Today, we remember.
We remember a day that none will forget, even if we were able to.
As an educator, I have the task to educate a group of teenagers about a day that most of them have no recollection of, and the ones that do actually only have the memories their parents have imparted on them. I show them documentaries. Some cry feeling the weight of the towers when they crash and most giggle occasionally over the fashion choices of the early 2000s. This doesn’t make them heartless.
So what do I tell them? How do I tell them about the day we were all forever changed?
I tell them about what life was like as an 8th grader in 2001. They realize that I wasn’t much different from them. Then I tell them about sitting in a cold auditorium, confused and slightly annoyed.
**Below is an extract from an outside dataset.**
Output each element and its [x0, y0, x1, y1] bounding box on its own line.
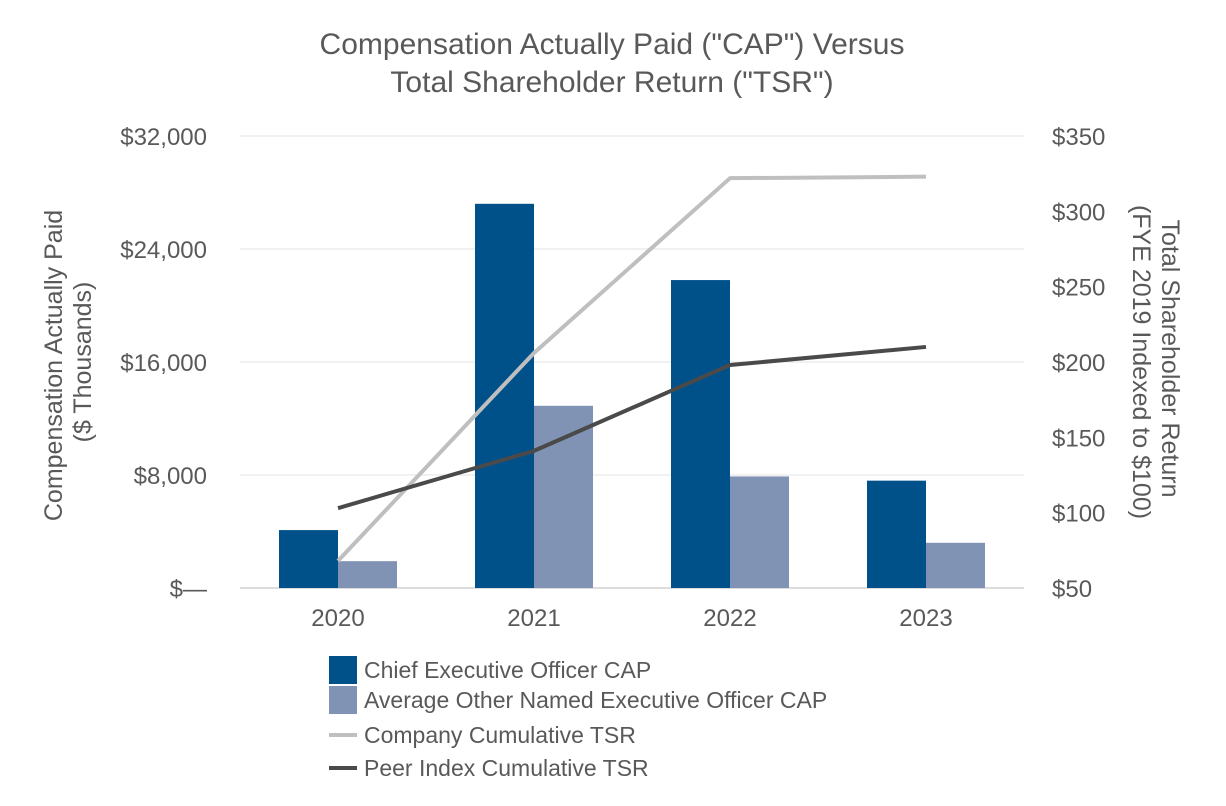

I looked around, played with my ponytail, and wondered why all of the teachers were crying. The principal asked if we knew what a “terrorist” was. A senior raised his hand and gave a definition he was proud of. He shouldn’t have been. He still hadn’t told me what that word meant.
The principal took a breath in and told us that our country was under attack. To cement his point, he turned on the television that had been rolled into the auditorium. Before our young, naive eyes, we watched buildings burn. We watched people jump from burning buildings. We watched journalists sit in silence watching the same footage and, for once in their careers, have nothing to say.
We were in shock.
I turned to my best friend and asked her if all of this was real. She shrugged. Nothing in our 13 years of life had prepared us for what had happened, what continued to happen, and what was yet to come.
I went home that afternoon and hugged my family tight. I’ve hugged them tighter since. Because that’s one thing the terrorists never planned on. They never planned that their heinous, evil attack would actually build a stronger country.
What I saw on September 11 shocked and saddened me. What I witnessed from Americans post-tragedy changed me forever.
Americans came together in the face of great terror and sadness. They donated blood, clothes, money, and time to each other in a sign of love and solidarity. We saluted the flag and held our country near to our hearts.
We became a stronger America. In the face of an election year, may we never forget that, regardless of political affiliation, we are all Americans. And united we stand.